Il nous plaît de publier à nouveau les paroles finales de ce sermon, l’ultime de ce lutteur en plein dix-neuvième siècle, combattant contre les libéraux pour l’honneur du divin Rédempteur de nos âmes, Notre-Seigneur Jésus-Christ.

Quel beau programme a-t-il alors tracé pour nous, catholiques en ces heures sombres que nous traversons !

Nous avons vu ces dernières semaines le combat public du démon contre l’Eglise.

Nous avons vu la lâcheté des évêques conciliaires, muselés par la collégialité voulue lors du concile Vatican II.

Ces évêques, au nom de cette pernicieuse erreur, ont été incapables d’agir pour secouer le joug de la laïcité. Lors des fêtes de Pâques, ils se sont tus, alors que ces fêtes sont le sommet de l’année liturgique. Ils n’ont osé braver l’État maçonnique, alors que les églises pouvaient demeurer ouvertes. Si elles ont été fermées, ce n'est pas du fait de l'Etat. Mais des hommes mitrés, ensoutanés ou non.

Qu’aurait fait en de telles circonstances le Cardinal de Poitiers ?
Il répondait :
« Opposez-y (à ces maux et désordres) l'énergie de vos œuvres et de vos efforts. »

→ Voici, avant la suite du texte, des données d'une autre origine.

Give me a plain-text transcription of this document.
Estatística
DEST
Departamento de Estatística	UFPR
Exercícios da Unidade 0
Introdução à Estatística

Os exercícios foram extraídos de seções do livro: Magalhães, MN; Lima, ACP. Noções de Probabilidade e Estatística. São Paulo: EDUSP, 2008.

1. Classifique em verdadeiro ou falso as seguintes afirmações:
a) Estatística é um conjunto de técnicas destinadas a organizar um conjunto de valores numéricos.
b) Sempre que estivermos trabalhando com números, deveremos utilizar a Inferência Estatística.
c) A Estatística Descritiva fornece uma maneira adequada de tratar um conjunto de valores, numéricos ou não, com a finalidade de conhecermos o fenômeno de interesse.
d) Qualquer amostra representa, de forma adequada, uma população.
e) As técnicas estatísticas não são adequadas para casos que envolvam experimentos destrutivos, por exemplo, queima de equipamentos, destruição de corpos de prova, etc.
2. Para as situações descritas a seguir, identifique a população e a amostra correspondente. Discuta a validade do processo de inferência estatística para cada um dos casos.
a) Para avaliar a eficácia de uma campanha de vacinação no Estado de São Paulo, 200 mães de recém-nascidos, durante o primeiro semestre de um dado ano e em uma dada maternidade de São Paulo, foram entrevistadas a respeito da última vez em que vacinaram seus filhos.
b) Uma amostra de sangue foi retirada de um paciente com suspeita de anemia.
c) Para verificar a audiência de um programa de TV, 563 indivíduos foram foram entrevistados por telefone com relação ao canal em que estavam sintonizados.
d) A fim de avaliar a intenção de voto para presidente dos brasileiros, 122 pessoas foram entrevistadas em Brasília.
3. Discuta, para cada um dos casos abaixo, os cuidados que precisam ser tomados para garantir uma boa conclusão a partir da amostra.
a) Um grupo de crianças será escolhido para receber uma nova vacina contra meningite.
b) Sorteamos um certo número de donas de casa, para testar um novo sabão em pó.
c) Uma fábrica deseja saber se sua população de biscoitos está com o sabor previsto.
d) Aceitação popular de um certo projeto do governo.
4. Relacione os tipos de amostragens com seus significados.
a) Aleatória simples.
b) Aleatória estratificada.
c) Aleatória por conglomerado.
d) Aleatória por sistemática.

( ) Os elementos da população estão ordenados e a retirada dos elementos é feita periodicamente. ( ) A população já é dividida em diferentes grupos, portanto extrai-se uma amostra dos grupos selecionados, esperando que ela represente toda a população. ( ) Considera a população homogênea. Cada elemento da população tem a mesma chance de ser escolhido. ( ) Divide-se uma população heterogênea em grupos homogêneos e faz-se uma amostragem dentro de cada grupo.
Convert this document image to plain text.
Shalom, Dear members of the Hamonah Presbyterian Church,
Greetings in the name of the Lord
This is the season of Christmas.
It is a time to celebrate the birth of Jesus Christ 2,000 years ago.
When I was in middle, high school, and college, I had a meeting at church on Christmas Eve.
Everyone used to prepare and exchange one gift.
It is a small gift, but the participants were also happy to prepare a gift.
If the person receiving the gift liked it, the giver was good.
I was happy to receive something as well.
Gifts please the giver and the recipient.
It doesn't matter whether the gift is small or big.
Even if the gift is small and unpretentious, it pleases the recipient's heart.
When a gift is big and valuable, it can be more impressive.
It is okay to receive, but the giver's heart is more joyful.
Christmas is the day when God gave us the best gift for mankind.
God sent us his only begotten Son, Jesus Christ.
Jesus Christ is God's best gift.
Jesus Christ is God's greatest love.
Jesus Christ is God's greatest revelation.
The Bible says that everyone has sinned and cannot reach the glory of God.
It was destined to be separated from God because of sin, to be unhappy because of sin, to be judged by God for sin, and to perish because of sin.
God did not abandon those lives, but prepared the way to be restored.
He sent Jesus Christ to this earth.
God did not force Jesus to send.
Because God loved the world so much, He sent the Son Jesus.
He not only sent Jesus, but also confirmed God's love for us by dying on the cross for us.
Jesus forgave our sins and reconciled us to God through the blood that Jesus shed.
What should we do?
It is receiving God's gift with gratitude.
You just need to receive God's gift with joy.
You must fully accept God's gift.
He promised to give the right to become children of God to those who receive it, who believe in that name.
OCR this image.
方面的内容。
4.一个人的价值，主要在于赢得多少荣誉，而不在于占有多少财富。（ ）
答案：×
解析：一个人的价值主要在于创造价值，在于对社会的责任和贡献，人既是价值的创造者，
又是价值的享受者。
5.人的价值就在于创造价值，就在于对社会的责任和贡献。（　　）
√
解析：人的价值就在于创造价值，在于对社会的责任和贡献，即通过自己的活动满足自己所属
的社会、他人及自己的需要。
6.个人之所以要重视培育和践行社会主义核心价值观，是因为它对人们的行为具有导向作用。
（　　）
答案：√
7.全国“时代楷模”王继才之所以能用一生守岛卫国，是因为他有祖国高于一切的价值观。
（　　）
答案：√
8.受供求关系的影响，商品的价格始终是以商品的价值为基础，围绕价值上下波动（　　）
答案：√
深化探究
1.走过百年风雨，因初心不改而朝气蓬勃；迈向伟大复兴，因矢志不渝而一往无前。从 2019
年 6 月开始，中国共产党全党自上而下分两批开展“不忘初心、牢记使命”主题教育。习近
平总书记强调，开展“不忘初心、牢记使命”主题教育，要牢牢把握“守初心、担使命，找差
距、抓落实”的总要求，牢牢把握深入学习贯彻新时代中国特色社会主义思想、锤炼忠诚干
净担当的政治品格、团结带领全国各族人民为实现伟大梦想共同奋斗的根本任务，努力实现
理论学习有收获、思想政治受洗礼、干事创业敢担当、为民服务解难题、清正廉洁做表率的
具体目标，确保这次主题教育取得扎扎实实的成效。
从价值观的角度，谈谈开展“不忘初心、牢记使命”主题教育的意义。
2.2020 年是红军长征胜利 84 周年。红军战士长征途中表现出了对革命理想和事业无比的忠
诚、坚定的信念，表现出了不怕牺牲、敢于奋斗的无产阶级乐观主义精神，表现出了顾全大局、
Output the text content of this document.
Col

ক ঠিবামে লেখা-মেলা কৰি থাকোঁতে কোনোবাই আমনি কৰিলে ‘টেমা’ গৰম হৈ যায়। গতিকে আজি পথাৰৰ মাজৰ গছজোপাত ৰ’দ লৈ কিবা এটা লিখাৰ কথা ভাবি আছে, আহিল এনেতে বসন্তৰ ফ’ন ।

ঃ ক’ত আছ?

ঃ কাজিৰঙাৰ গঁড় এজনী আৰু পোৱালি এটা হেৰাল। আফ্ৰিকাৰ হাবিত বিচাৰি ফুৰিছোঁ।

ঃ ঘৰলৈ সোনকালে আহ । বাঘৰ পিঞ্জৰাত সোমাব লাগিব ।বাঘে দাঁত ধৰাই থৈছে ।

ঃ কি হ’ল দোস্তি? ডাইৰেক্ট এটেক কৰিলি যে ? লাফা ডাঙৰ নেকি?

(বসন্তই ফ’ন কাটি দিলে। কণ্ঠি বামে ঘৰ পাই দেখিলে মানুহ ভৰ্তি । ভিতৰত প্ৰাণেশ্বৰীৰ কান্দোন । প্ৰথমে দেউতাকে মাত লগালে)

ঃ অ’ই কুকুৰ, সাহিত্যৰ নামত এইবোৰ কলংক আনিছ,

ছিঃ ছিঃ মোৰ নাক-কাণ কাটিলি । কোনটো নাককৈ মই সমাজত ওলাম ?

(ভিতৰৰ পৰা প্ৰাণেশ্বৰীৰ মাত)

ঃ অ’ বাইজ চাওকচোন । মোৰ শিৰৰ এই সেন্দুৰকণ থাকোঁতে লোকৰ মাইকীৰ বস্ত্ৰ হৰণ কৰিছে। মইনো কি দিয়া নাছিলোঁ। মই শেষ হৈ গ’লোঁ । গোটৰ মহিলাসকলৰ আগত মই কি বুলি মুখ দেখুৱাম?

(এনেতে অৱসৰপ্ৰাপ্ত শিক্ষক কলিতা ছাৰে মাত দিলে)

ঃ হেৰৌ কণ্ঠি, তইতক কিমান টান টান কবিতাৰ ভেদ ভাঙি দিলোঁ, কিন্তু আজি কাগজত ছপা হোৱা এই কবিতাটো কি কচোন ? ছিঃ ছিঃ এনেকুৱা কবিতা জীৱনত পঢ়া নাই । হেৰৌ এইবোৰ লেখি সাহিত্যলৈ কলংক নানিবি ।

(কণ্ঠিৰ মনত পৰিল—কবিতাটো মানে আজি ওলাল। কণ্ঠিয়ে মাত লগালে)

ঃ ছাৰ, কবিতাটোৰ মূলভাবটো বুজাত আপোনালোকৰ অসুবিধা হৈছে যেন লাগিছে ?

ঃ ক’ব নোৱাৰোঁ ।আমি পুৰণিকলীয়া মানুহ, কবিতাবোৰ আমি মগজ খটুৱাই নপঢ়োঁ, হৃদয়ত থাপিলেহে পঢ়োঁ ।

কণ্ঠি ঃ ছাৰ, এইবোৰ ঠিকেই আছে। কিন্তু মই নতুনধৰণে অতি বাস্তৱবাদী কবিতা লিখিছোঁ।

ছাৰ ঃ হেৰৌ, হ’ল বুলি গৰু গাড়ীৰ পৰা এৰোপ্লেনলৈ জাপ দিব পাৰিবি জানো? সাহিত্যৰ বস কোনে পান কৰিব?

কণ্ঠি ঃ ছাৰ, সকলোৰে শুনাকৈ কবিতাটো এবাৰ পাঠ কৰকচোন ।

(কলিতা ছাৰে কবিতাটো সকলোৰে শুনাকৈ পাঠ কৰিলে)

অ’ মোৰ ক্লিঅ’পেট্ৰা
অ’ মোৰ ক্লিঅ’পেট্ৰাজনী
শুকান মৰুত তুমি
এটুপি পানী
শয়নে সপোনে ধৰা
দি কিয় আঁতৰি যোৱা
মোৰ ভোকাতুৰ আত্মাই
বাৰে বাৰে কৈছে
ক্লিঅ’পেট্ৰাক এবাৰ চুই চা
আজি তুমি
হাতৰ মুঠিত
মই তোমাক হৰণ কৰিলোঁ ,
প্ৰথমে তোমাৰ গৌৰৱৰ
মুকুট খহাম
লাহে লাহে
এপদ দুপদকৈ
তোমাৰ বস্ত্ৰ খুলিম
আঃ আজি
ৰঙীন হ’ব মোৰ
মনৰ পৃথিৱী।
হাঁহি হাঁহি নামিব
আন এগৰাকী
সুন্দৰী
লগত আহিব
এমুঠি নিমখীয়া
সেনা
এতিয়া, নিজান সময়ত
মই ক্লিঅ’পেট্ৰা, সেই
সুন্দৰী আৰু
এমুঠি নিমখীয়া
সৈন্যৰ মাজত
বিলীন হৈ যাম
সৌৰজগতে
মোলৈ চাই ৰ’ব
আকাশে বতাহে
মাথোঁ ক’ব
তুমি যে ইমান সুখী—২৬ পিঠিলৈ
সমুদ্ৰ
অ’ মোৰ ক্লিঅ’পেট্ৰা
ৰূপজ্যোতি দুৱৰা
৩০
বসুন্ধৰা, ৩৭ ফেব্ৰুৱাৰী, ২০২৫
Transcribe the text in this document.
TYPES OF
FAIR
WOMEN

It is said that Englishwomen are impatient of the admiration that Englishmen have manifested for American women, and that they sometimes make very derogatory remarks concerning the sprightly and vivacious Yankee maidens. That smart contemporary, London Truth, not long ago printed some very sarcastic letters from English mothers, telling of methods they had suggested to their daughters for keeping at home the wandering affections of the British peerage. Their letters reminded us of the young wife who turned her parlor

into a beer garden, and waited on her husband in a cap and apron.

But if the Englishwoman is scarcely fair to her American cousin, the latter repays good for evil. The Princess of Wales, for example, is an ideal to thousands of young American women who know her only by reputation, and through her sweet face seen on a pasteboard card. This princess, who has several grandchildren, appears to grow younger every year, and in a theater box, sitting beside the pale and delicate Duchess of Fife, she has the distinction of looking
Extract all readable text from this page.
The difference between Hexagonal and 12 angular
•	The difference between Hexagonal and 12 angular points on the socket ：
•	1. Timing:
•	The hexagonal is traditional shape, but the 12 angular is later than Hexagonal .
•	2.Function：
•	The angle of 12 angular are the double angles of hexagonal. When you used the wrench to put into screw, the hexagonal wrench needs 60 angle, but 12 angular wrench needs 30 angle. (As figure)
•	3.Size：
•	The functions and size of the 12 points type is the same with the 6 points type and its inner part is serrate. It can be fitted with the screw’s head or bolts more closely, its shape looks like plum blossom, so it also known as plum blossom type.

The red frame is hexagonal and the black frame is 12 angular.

Il est certain qu’il aurait à Poitiers et dans tout son diocèse ordonné des processions, des veillées de prière, des messes même en plein air, ainsi qu’il y en eut toujours dans les cas de véritables épidémies.

Voici un bel exemple qui se déroula lors de la peste de 1576. Le gouverneur de la ville, Antonio de Guzman y Zuñiga, avait introduit des restrictions strictes sur les pèlerinages, en prescrivant que « l'entrée dans la ville n'était autorisée qu'à de petits groupes d'une douzaine de personnes en possession d’une "bolletta", un document délivré par les autorités sanitaires du territoire d'origine, certifiant l'absence de symptômes attribuables à une maladie pestilentielle ».

Les Milanais en quarantaine ne pouvaient ni aller à l'église pour prier, ni assister à la messe. Saint Charles Borromée fit en sorte qu'à tous les carrefours de la ville, il y eût des croix et des autels où l'on pouvait célébrer des messes auxquelles on pouvait participer de loin, en regardant par les fenêtres.

La peste de 1576 fut bien autre que le Covid de 2019-2020 ! Tous alors tombaient comme des mouches.

 

Le coronavirus ? Quelle blague… amère pour le catholicisme… quelle pitié. Des églises verrouillées, des prêtres (pas tous, Dieu merci !) ne faisant plus la visite de leurs malades (et ceci pendant plusieurs semaines), se calfeutrant dans leurs prieurés. Nous avons un peu honte à l’écrire : les prêtres du Christ-Roi, de la Fraternité St-Pierre et d’autres encore, ont été bien plus hardis à continuer leur ministère que certains prêtres de la Fraternité Saint-Pie X. Nous avons des témoignages nombreux, ayant largement sillonné la France durant ces deux mois passés.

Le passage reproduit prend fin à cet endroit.